This blood orange halloumi quinoa salad was full of flavor and so nutritious.
By now you’re probably sick of seeing another blood orange salad! But I’m secretly hoping that you’re not because this salad is delicious and has a different flavor profile from the last one. I had some leftover blood oranges from making a blood orange sorbet, a near expiring log of halloumi cheese, and a languishing pomegranate hidden in the back of the fridge that were begging for salvation. After a quick scan of my pantry, I found freekeh, millet, lentil, and quinoa and decided the quinoa would provide the perfect backdrop for these beautiful ingredients. This blood orange halloumi quinoa salad was a clean out the fridge kind of salad that ended up working very well.
The heroes of this salad are the blood oranges and halloumi cheese. The sweet tart flavor of the oranges was heightened by the saltiness of the halloumi. If you haven’t had halloumi, you’ll have to try it once. Halloumi cheese originated from the island of Cyprus and is made traditionally with sheep’s milk and goat’s milk. Dubbed as the “Grilling Cheese” due to its unique ability to withstand high temperature, halloumi can be grilled, broiled, or pan-fried to a delicious crispy exterior and soft gooey center. With its chewy and meaty texture, halloumi is one of my favorite cheeses to use in salad.
Quinoa was the perfect base for the blood oranges and halloumi given its fluffy and slightly crunchy texture. It’s an energy-rich food that adds lots of fiber and protein. To bring everything together, I made a simple olive oil citrus dressing and tossed in some mint leaves from the garden. For a clean out the fridge kind of dish, this blood orange halloumi quinoa salad was full of flavor and so nutritious.
If you want more citrus salad inspiration, check out these recipes: blood orange and roasted beet salad, burrata blood orange and fennel salad, and seared scallops grapefruit and shaved fennel salad.
Blood orange halloumi quinoa salad
- ½ cup organic quinoa
- 1 ½ cup water
- 4 slices of ¼ inch thick halloumi, more if you like
- 4 small blood oranges
- ¼ cup pomegranate seeds
- 2 tbsps mint leaves
- 3 tbsps extra virgin olive oil
- 2 tbsps freshly squeezed lemon juice
- Salt and freshly ground pepper to taste
- 2 tbsps hazelnuts, toasted
- Add the water and quinoa to a sauce pan and bring it to a boil over medium high heat. Reduce the heat and simmer for about 15 minutes until most of the water has been absorbed. Add more water if needed while cooking.
- When the quinoa is ready, the curly grain will have been released from the seed. Drain off any excess water and set aside.

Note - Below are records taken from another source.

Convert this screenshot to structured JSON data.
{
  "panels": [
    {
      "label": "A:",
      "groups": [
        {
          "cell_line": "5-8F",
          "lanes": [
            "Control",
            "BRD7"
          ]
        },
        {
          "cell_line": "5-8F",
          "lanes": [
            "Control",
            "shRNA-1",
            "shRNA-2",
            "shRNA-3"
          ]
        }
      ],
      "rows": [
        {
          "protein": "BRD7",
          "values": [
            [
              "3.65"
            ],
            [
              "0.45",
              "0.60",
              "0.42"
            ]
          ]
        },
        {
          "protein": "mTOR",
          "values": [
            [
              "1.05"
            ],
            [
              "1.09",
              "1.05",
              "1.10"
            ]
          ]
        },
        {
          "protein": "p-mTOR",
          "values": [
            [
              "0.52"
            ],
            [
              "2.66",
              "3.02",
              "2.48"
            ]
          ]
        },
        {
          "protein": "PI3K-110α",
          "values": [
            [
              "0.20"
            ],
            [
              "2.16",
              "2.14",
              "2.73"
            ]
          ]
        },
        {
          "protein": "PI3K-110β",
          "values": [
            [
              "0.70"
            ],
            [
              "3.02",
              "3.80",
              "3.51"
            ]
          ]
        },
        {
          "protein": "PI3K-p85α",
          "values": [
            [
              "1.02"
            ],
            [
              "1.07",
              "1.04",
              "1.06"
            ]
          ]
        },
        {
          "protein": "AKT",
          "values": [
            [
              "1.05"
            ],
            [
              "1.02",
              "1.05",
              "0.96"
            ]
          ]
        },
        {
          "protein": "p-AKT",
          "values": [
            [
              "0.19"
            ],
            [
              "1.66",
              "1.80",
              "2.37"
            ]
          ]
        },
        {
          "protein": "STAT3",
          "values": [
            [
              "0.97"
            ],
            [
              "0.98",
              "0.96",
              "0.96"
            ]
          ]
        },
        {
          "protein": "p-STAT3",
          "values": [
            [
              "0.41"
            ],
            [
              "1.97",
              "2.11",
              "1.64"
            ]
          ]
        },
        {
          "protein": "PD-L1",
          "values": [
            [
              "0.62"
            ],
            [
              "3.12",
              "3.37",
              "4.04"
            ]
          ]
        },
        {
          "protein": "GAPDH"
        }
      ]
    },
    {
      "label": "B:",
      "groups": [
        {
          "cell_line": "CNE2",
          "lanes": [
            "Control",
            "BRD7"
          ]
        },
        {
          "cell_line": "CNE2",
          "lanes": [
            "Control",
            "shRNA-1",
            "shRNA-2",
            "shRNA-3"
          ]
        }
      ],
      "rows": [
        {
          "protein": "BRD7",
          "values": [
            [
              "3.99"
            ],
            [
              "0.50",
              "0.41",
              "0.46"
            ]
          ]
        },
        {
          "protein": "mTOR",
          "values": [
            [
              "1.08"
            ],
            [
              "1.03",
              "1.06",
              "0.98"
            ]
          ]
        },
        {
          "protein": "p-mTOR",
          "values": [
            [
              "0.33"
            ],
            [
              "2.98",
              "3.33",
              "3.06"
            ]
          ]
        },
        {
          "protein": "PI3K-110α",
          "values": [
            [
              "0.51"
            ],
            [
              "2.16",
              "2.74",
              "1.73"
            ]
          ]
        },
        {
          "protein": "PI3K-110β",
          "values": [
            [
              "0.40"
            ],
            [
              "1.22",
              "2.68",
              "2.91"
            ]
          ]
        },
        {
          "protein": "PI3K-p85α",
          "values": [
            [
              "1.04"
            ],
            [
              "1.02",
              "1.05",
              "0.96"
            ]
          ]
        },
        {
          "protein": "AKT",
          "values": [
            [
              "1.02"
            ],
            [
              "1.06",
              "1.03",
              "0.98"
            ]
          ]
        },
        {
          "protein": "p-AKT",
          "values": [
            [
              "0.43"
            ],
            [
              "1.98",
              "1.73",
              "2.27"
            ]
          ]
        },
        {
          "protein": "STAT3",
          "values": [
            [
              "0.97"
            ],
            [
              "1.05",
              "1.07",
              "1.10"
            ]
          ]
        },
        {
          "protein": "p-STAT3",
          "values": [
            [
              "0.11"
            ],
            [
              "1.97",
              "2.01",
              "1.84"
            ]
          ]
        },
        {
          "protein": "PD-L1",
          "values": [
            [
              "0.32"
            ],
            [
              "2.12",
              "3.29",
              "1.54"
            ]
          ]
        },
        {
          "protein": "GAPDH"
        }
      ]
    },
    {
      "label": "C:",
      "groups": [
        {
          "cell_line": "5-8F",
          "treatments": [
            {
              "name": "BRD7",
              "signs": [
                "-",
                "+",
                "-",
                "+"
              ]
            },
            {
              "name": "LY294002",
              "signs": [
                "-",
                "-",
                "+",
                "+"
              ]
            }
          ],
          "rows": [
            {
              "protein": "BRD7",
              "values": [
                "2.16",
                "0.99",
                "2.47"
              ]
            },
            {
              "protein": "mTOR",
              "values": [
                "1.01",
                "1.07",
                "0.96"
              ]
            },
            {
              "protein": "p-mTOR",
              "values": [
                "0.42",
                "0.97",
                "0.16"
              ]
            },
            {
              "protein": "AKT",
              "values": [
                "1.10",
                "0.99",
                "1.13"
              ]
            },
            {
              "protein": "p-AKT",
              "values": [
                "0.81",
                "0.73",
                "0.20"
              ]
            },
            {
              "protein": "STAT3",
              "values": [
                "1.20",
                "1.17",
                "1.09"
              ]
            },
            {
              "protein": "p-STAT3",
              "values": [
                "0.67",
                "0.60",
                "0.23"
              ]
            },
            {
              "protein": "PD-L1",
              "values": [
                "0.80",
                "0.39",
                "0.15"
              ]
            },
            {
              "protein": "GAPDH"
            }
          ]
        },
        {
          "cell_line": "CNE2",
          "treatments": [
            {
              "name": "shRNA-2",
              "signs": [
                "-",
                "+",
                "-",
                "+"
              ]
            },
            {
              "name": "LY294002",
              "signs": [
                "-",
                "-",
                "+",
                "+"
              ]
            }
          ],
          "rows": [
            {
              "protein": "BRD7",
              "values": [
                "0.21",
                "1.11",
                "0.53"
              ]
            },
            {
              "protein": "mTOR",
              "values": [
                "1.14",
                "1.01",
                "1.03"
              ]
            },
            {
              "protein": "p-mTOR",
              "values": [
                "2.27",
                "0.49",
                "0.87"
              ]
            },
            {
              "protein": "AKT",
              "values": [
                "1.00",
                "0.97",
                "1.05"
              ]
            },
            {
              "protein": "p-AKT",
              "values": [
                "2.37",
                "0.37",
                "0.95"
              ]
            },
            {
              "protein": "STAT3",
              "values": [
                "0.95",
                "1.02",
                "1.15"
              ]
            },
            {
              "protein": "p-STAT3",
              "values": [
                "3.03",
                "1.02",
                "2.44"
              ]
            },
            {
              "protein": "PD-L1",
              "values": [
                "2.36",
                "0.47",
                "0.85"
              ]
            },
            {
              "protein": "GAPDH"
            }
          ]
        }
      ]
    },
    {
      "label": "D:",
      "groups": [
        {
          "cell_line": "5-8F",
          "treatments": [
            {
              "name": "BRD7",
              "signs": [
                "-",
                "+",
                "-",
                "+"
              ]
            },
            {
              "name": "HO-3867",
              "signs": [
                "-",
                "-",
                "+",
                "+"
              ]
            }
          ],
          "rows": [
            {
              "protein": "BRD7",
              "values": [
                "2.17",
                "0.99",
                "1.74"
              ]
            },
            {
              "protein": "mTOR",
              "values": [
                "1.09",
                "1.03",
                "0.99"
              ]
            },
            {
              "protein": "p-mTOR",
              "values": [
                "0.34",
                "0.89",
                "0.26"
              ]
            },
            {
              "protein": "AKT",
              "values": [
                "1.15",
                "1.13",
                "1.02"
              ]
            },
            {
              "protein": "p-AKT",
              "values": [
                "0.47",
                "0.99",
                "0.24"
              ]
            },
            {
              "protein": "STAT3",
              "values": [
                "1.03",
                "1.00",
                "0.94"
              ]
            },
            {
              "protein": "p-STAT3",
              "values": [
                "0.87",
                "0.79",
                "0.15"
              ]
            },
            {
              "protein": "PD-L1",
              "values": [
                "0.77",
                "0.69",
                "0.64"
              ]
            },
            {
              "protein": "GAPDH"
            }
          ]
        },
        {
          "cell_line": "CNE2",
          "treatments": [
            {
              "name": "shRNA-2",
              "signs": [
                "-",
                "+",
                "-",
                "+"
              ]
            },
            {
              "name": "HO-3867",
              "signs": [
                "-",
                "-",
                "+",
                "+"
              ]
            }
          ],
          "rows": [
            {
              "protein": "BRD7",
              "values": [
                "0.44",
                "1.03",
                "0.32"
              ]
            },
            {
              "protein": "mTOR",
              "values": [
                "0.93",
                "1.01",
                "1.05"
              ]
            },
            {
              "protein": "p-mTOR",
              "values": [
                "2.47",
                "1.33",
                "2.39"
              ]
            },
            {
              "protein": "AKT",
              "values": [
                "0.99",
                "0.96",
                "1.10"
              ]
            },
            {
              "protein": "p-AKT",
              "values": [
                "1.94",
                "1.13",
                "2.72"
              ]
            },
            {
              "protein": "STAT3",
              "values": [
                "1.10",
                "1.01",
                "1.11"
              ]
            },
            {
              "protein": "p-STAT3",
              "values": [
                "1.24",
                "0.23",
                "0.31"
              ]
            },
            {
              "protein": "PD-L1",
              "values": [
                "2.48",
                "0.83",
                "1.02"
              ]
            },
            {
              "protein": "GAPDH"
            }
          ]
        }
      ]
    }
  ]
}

- Preheat the over to 350 degrees F.
- Toast the hazelnuts on a rimmed baking sheet for 5 minutes, or until they’re golden and fragrant. Place the toasted nuts on a kitchen towel and rub them against one another to remove the skins then roughly chop the nuts.
- To cook the halloumi, place a large cast-iron pan or grill pan over high heat. Turn the heat down to medium and add one tablespoon of olive oil into the pan swirling it to coat the bottom evenly. Add the cheese slices into a single layer.
- When the underside is golden brown, about 1 minute, flip the slices and cook on the other side for another minute until golden brown. Remove the cheese slices and place them on a prep plate.
- Cut a slice off the top and bottom of each orange so they have a flat bottom to sit on. Use a sharp knife to cut the peel and remove as much of the pith from the oranges as you can. Slice the oranges into ¼ inch rounds and use the tip of your knife to pick out any seeds. Set the cut orange slices aside on a prep plate.
- To make the dressing, in a small bowl, whisk together the remaining olive oil and lemon juice. Season with salt and pepper to taste. Keep in mind that the halloumi will be salty so you don’t need to add as much salt.
- When ready to serve, divide the quinoa between two plates. Add the blood orange slices and halloumi slices. Top with pomegranate seeds, chopped hazelnuts, and mint leaves and drizzle the dressing over the salad.